We assessed our Italian eating experiences and tallied a new reckoning. Coming into Italy, the rankings on the Gap Year Culinary Scorecard were as follows: France in first place by a considerable margin, Morocco in the number two slot and Spain a distant third. Our appetites were ready when we’d arrived in Italy and as expected, the fabulous food did not disappoint. The old favorites provided familiar delight (lasagna, pizza, pasta fagioli and insalate miste), but we developed brand new appreciations for newly discovered Italian tastes. Tender, olive oiled Roman artichokes; gnocchi swimming in creamy Sorrentina sauce; pan-fried scamorza cheese; arancini (fried rice balls with a variety of flavors inside); pasta arrabiata (pasta with an “angry” spicy tomato sauce); bruschetta smothered with all kinds of toppings like olives, eggplant and anchovies, not simply tomatoes; saltimbocca alla Romana (sautéed veal that “jumps in your mouth, Roman style”), with its savory sprigs of fresh sage; all were among our favorites. Is it any wonder we never tired of Italian food? I will readily admit, however, that the buffalo mozzarella (which we’d never realized is actually made from the milk of a water buffalo) never tempted my taste buds (it was just too bland and the texture didn’t appeal) and the bread is only occasionally as good as what we consistently found in France. For special, gourmet, celebratory meals accompanied by delectable wines, France wins the trophy -- hands-down.
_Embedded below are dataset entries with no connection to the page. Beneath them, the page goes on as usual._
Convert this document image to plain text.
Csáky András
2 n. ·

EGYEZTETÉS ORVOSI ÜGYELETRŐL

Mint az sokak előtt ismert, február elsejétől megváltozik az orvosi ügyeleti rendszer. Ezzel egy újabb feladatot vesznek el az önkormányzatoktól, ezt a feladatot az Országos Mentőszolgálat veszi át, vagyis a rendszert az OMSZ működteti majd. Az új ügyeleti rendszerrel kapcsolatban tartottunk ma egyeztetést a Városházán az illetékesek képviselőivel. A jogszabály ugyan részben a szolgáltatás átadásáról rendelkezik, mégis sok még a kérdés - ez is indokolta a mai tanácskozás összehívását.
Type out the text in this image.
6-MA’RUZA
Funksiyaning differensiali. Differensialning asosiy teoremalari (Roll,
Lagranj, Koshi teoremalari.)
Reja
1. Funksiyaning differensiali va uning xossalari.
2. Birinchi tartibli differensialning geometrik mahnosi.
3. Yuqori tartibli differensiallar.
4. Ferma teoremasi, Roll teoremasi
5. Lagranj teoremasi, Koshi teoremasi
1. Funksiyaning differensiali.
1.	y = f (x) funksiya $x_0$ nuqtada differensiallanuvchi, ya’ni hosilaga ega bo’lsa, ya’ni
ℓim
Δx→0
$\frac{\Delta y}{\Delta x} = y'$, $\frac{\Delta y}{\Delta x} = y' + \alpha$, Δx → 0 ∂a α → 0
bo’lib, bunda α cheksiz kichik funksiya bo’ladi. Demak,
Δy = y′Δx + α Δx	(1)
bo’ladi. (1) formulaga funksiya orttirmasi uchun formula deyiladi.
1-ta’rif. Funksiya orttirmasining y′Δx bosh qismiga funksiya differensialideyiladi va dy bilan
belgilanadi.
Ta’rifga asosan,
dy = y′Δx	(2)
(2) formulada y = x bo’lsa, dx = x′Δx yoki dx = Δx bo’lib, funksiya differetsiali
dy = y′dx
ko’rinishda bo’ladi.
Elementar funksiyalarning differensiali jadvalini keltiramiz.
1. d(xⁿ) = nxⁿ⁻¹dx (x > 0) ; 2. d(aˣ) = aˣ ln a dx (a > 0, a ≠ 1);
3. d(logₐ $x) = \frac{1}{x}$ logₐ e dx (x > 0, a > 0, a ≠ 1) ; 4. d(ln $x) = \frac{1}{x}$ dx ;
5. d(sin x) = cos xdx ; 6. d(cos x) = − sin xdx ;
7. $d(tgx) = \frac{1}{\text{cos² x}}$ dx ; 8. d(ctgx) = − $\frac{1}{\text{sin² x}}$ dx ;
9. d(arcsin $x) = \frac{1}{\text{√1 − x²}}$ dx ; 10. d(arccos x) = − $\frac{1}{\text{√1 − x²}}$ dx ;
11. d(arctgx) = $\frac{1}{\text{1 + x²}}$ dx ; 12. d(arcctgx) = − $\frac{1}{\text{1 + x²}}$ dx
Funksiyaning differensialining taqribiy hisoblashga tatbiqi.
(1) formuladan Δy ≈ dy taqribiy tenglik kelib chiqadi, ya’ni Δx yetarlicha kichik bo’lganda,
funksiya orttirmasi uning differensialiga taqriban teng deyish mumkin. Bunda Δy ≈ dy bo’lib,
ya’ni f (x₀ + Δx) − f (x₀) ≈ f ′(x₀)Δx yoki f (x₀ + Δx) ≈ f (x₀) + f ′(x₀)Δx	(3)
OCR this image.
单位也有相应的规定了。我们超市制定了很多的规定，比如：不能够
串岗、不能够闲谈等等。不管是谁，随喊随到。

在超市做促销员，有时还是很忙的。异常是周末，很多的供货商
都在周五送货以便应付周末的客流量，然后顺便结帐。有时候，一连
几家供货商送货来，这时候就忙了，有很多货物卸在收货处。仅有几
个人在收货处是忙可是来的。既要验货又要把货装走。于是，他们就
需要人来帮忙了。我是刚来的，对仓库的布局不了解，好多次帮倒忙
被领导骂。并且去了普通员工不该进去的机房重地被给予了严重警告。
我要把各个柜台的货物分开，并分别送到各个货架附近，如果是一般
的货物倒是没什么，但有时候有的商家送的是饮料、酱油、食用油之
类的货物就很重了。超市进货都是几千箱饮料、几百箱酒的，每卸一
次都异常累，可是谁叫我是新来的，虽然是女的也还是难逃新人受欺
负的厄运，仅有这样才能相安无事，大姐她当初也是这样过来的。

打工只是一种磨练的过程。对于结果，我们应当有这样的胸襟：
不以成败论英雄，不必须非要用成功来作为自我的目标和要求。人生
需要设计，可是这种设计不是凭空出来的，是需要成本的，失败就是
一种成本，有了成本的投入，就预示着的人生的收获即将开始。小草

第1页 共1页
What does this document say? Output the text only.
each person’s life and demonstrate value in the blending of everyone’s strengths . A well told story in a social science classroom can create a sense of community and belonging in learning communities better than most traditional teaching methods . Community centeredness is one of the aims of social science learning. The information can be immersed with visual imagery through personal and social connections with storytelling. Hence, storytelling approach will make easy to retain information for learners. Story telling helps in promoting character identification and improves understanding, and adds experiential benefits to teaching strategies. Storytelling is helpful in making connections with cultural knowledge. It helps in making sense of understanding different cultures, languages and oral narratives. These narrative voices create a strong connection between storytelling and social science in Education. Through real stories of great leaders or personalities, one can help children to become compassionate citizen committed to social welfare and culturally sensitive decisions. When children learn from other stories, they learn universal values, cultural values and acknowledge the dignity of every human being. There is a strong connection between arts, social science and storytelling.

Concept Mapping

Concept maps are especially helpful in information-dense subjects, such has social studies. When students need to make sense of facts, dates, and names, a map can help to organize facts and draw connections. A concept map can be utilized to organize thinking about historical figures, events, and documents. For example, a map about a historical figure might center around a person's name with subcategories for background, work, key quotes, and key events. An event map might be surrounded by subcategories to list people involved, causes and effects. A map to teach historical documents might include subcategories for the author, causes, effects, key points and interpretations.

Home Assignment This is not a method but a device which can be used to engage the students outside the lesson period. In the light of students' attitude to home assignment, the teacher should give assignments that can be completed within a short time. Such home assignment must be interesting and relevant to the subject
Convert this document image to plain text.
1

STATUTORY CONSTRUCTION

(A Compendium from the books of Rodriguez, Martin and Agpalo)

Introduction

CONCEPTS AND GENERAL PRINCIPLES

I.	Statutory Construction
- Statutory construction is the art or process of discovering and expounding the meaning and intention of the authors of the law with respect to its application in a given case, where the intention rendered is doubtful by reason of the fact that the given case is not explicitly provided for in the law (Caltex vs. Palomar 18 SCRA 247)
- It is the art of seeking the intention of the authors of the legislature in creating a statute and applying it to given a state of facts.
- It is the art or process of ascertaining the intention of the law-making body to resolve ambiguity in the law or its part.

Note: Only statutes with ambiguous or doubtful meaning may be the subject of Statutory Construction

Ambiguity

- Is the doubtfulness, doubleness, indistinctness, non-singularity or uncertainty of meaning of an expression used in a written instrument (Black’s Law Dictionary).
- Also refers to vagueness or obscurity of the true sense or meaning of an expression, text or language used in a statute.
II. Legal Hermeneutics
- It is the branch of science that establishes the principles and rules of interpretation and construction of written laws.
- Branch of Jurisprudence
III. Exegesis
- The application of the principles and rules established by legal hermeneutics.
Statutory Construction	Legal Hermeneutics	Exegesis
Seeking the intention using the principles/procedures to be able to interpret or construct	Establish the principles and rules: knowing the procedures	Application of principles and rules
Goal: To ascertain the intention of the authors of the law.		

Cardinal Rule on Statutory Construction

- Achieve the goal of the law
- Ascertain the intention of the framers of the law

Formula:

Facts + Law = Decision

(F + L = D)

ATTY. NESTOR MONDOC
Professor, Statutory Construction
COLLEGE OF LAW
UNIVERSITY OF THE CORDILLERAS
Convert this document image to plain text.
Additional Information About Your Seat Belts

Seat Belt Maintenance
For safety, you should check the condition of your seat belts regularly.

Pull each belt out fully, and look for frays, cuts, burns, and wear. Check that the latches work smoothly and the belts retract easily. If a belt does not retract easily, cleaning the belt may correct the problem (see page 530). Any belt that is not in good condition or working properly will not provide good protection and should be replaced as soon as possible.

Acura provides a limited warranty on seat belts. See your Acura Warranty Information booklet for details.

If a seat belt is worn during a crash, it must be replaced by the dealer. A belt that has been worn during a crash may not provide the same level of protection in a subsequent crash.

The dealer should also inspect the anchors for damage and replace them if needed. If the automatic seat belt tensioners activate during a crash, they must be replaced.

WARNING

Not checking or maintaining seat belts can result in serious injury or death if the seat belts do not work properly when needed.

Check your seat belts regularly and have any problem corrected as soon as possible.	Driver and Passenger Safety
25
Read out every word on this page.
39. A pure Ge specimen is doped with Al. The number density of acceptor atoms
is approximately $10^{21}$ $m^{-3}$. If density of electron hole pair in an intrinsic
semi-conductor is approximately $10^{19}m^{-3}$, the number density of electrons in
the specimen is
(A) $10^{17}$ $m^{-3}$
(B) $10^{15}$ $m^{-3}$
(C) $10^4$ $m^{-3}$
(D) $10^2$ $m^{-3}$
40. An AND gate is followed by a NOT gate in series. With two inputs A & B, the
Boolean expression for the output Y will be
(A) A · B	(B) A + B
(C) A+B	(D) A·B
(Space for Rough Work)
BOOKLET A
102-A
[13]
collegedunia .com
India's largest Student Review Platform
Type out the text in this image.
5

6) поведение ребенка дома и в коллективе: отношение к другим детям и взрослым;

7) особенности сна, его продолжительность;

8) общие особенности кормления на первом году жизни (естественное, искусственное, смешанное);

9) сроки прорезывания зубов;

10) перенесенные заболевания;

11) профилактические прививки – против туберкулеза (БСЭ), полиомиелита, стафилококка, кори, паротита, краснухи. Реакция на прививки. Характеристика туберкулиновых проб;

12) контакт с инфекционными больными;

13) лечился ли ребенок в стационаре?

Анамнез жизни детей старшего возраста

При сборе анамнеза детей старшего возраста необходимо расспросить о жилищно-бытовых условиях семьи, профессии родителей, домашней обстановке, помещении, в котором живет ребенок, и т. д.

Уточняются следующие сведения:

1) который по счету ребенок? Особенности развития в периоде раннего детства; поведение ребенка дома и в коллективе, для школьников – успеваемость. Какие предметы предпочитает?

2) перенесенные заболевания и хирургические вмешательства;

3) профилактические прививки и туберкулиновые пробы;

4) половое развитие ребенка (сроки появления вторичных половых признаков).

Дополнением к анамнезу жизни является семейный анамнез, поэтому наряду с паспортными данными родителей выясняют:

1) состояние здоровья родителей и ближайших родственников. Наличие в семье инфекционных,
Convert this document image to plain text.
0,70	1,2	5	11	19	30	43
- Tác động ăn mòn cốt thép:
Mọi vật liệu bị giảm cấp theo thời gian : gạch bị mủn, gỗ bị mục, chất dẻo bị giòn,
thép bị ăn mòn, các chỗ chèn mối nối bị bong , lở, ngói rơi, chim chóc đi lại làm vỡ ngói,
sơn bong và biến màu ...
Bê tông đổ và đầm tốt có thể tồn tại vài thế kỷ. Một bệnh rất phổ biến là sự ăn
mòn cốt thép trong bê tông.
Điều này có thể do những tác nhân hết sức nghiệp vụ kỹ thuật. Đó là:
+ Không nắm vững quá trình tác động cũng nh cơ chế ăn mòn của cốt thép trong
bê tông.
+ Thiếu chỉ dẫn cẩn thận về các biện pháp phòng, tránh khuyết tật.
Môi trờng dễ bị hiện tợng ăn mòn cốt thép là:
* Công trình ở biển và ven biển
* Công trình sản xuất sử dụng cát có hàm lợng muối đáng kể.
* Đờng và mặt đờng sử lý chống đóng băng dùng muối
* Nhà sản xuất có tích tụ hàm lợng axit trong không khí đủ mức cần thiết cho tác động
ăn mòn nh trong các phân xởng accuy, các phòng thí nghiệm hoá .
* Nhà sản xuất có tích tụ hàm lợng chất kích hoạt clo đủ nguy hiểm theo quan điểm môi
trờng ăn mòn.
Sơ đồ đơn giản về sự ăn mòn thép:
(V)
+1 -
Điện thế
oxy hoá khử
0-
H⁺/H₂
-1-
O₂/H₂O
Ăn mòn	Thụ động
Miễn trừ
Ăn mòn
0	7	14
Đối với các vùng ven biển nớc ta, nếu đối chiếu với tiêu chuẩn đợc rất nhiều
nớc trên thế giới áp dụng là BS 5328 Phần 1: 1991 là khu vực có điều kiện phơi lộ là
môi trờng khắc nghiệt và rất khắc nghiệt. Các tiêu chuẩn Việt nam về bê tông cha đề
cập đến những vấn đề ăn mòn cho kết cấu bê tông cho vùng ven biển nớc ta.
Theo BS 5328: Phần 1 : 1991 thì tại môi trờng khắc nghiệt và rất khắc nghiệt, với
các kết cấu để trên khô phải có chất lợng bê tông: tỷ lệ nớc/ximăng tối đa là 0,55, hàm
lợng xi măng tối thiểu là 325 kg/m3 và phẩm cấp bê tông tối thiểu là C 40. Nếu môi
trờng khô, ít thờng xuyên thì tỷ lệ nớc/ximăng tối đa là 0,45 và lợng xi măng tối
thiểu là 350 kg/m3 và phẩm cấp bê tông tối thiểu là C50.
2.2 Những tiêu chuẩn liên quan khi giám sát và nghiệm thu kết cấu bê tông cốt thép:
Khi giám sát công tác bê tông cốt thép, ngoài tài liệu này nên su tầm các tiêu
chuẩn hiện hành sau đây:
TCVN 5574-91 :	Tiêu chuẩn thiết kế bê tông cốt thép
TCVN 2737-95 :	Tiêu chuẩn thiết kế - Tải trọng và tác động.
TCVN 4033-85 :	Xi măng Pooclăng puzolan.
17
Any country that came up with the notion of combining creamy goat cheese with a crisp salad or creating a surprising foie gras crème brûlée simply has to be awarded the haute cuisine cordon bleu. However, when it comes to delicious daily fare that one can find all over the country at almost any ristorante, trattoria or tavola calda, Italy takes the prize. We enjoyed so many meals in so many terrific, comfortable eateries up and down “the boot” and each one confirmed what we’d read about dining out in Italy. People don’t go out for a unique or different dining experience. They go out to eat for more of what they have at home on a day-to-day basis: food that is basic, delicious and familiar but without the long hours of shopping, preparing and cooking. The updated tally on the Culinary Scorecard has been rendered: Italy is at the top, France is nipping at its heels and then come Morocco and Spain.
We’re finally, slowly, half-heartedly saying arrivederci to our good friend, il bel paese, since Austria, Central Europe and Holland await us. (I can only guess how the cuisine of these countries will score, but who knows, a juicy wiener schnitzel may surprise us...) Italy, you were a warmhearted winter companion and we’ll always remember your kindness. Allora, andiamo -- it’s time to move on, so softly we will leave you.